みなさんには、“居場所”がありますか?居場所があると、なんだか安心して生きられるような、そんな気がします。
それでは例えば、学校に居場所のない“不登校児の居場所”って、どうなっているのでしょうか。

今回は、solで不登校児と場づくりをしているスタッフのよっしー(吉村たくみ)に、その事業への思いをインタビュー。
すると、あらためて居場所の大切さが見えてきました。


学校から飛び出して、できたての場づくりへ

私たちsolは
「生きる力を引き出し育む場づくり」
「笑顔を失う予防と回復の場づくり」
のさまざまな事業に取り組む中で、学校や家庭や地域に居場所を見いだせない子どもが「ここに居ていいんだ」と、ほっとひと息つける居場所づくりを目指して、フレデリック(Frederick)を運営しています。

フレデリックはまずフリースペースとして2022年に誕生しました。きっかけはとある高校生。福祉制度の狭間でケアの手が届かない、だけどできるだけ迅速に必要な支援をするには?と手探りで。そして2023年4月からは高森町から委託を受け(熊本県内で初の公設民営方式です)、フリースペース内の一機能として教育支援センターの運営もスタート。町内外の親子の第3の居場所として、それぞれをケアできるよう、広く間口を開いています。
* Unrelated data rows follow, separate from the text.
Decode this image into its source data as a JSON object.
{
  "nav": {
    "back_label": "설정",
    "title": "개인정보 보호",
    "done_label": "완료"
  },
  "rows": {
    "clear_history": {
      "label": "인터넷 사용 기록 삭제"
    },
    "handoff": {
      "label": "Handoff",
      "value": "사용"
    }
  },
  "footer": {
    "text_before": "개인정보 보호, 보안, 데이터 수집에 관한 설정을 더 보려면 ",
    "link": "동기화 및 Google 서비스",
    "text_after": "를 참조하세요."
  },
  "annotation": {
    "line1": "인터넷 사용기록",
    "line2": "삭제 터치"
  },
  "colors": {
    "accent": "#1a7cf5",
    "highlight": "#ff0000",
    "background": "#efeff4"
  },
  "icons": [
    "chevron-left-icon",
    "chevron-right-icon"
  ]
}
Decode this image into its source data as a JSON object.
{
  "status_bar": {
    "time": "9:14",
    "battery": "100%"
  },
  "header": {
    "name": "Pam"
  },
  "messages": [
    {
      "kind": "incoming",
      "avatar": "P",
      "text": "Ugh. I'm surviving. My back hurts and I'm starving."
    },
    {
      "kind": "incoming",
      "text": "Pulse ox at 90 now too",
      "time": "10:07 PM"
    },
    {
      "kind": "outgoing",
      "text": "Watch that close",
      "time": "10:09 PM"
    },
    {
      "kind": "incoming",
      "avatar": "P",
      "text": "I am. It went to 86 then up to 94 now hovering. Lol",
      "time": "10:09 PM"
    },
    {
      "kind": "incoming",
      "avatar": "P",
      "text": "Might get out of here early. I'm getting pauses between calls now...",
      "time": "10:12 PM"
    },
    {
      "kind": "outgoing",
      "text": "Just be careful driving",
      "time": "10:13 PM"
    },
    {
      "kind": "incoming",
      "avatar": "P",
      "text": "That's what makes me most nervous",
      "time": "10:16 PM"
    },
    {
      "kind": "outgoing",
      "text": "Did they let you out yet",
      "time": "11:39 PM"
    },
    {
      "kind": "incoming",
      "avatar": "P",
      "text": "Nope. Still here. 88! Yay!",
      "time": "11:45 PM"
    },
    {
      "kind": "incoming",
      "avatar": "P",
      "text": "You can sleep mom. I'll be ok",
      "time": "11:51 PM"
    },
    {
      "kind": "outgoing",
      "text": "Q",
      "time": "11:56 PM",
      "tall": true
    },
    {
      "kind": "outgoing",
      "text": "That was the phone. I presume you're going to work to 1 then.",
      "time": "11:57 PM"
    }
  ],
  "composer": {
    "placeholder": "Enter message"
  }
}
よっしーがsolに参加したのも2023年4月でした。以前は熊本県内の中学校に11年間勤務し、そのうち3年間は特別支援学級も担任。調べてみると中学校教員の勤続年数は全国平均で17年だそうで、頼れるベテラン先生だったのかなーと想像してしまいます。そんなバリバリ先生が、公教育の現場を越境してsolのフレデリックに飛び込んだのは「学校の外から、教育に関わってみたい」という思いに突き動かされたためだそう。

現場で見えた、不登校児のキラキラが忘れられない

教員として不登校の子どものことも「どう過ごしているんだろう?」と気にはなっていたといいます。ところが少数の不登校児よりも、どうしても多数派の子どもの方を中心に進まなくては...「マイノリティ側にいる子に、何かできないか」とモンモンとしていました。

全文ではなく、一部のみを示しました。